ENTRE A MESA E O ALTAR: A EUCARISTIA NÃO É UM OBJETO, É UM ACONTECIMENTO (Padre Carlos)

 

 

 

Há momentos na história da Igreja em que uma palavra soa como ruptura, mas na verdade é retorno. A fala de Dom José Ionilton Lisboa de Oliveira, na longínqua e simbólica ilha de Marajó, não é uma novidade perigosa — é um eco antigo. Um eco que atravessa os séculos, vindo das casas simples das primeiras comunidades cristãs, onde a fé não era espetáculo, mas mesa; não era distância, mas partilha.

Dizer que a Eucaristia “foi instituída para comer e beber, e não para adorar” soa, para muitos, como uma ousadia teológica. Mas o que está em jogo aqui não é negação da presença real de Cristo — como alguns apressadamente acusam —, mas a denúncia de um deslocamento histórico que, ao longo dos séculos, foi transformando a ceia em objeto, o mistério em coisa, o encontro em contemplação distante.

A verdade é desconfortável: a Igreja nem sempre celebrou a Eucaristia como hoje. Nos primeiros séculos, antes das grandes catedrais, antes das procissões triunfais, antes da teologia escolástica, a Eucaristia era vivida como um ato profundamente comunitário.
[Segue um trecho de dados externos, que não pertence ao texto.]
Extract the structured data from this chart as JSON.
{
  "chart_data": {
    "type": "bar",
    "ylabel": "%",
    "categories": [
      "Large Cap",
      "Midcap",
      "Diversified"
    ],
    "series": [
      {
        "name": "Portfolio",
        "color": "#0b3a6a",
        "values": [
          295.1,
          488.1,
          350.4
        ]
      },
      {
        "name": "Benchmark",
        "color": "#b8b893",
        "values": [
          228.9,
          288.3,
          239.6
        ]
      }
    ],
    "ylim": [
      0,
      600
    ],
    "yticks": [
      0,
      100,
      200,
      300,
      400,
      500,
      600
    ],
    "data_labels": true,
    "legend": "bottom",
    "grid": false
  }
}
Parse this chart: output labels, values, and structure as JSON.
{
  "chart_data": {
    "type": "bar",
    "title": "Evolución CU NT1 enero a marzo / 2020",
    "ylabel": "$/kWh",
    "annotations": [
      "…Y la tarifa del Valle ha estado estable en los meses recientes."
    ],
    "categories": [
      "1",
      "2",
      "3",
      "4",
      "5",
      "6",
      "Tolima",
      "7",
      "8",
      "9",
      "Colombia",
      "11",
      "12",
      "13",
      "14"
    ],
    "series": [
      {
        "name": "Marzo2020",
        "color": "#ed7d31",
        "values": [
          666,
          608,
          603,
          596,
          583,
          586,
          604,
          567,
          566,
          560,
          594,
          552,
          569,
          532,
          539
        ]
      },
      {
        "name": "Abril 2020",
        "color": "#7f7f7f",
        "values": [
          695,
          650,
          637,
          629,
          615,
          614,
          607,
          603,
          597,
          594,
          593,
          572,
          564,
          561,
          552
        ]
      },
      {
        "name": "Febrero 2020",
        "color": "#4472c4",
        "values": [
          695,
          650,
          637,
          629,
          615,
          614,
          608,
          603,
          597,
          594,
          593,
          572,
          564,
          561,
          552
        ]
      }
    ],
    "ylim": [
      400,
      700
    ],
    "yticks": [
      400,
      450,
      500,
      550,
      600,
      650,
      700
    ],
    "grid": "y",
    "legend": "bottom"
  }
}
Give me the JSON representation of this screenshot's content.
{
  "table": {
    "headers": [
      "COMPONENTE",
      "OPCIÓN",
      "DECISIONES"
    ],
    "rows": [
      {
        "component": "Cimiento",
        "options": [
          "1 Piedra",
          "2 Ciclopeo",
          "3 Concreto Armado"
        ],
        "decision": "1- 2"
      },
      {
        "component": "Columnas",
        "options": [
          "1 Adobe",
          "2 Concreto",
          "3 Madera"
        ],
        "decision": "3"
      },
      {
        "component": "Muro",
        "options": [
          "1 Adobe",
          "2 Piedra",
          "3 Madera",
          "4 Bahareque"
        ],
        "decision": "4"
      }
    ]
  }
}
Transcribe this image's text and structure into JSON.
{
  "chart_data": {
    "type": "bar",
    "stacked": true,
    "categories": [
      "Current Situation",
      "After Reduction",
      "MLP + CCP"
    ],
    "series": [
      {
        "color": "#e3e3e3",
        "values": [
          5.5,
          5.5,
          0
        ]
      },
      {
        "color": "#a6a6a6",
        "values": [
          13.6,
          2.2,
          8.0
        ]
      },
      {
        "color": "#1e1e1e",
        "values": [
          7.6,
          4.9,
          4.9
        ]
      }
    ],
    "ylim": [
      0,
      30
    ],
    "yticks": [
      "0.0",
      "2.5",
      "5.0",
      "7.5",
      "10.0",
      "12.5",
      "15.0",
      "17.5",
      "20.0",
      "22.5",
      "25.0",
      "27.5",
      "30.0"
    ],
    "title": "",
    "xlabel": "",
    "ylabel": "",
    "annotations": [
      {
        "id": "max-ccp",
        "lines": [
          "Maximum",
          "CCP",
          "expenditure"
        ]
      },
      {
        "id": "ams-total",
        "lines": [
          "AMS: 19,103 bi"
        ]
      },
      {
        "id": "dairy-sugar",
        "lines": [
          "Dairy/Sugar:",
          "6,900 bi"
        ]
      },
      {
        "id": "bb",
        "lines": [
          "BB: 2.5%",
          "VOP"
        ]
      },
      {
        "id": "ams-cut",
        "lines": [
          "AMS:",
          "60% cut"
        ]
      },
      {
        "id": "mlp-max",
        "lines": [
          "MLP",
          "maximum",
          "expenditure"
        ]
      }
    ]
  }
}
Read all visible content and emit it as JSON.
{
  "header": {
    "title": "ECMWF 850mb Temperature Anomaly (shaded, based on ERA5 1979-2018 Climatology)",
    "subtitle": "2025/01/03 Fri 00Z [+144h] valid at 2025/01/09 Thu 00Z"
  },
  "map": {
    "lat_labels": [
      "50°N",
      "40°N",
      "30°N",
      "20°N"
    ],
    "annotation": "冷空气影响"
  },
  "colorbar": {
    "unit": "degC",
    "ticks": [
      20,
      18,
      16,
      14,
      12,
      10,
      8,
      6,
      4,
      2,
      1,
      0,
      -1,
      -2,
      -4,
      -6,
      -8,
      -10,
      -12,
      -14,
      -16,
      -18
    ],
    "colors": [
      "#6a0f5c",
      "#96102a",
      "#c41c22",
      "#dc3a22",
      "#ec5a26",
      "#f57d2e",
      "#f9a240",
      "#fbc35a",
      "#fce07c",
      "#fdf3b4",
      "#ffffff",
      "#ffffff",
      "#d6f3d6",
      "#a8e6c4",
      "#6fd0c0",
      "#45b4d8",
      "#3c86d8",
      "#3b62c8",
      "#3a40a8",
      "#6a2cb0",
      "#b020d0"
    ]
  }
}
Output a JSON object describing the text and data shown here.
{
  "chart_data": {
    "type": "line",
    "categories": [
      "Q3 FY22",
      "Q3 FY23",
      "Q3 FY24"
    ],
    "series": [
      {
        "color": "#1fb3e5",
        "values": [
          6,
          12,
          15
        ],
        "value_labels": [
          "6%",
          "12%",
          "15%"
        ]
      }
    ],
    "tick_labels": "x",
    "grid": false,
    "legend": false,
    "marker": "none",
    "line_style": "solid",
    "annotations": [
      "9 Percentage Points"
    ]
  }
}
Basta recordar a Didachê, um dos mais antigos documentos da tradição cristã, que apresenta a celebração eucarística como ação de graças comunitária, inseparável da partilha concreta da vida.

O próprio São Justino Mártir, ao descrever a liturgia cristã por volta do ano 150, não fala de adoração ao pão consagrado, mas de reunião, escuta da Palavra, oração comum e, sobretudo, da distribuição do pão e do vinho aos presentes — e até aos ausentes. A centralidade não era o olhar, era o comer. Não era o assistir, era o participar.

O que Dom Lonilton faz, portanto, é lembrar aquilo que muitos esqueceram: a Eucaristia é, antes de tudo, um mandato. “Tomai e comei.” “Bebei dele todos.” Não há, nos relatos da instituição, um convite à contemplação silenciosa do pão, mas um chamado à participação ativa no mistério da entrega.

É claro que a Igreja, ao longo da história, desenvolveu a doutrina da presença real — especialmente afirmada no Concílio de Trento — como resposta às crises e heresias. E fez bem. A fé católica não reduz a Eucaristia a símbolo vazio. Mas há um risco: quando a defesa da presença real se transforma em afastamento da mesa, cria-se uma espiritualidade paradoxal — onde se adora o Cristo presente, mas se evita recebê-lo.

E aqui está uma das críticas mais contundentes do bispo: o medo de comungar. Quantos fiéis, formados por uma catequese do temor, aproximam-se da Eucaristia como quem pisa em terreno proibido? Invocam a indignidade — apoiados em Primeira Carta aos Coríntios — mas esquecem que a advertência de Paulo não era contra a fragilidade humana, e sim contra a falta de comunhão real entre os irmãos. O pecado denunciado não era moralista — era social: comer sem partilhar, celebrar sem amar.

A Eucaristia, nesse sentido, não é prêmio para perfeitos, mas alimento para os que caminham.

E quanto à adoração? Aqui é preciso honestidade histórica. A prática da adoração eucarística fora da missa não pertence às origens do cristianismo. Ela se desenvolve na Idade Média, especialmente a partir do século XIII, com a instituição da festa de Corpus Christi e o crescimento da devoção ao Santíssimo Sacramento. Trata-se de um desenvolvimento legítimo da piedade — mas não da essência original do sacramento.

Dom José Ionilton não nega essa tradição — prova disso é que ele mesmo realizou a exposição do Santíssimo ao final da celebração. O que ele questiona é a inversão: quando a exceção se torna regra, e o centro — a comunhão — é substituído pela periferia — a contemplação.

O risco não é adorar demais. O risco é participar de menos.

A Eucaristia não foi instituída para ser assistida pela televisão, nem transformada em objeto de consumo devocional à distância. Ela é, por natureza, encarnação, encontro, presença concreta. Não há cristianismo sem corpo, sem mesa, sem comunidade.

O discurso do bispo, portanto, não é um ataque à tradição — é um chamado à sua purificação. Ele nos obriga a fazer a pergunta que evitamos: estamos vivendo a Eucaristia como Cristo quis, ou como nos acostumamos?

Entre o altar e a mesa, talvez tenhamos escolhido o caminho mais confortável. Mas o Evangelho nunca foi confortável.

E, no fim das contas, a provocação permanece como uma lâmina: de que adianta ajoelhar-se diante do pão consagrado, se não se tem coragem de sentar-se à mesa com os irmãos?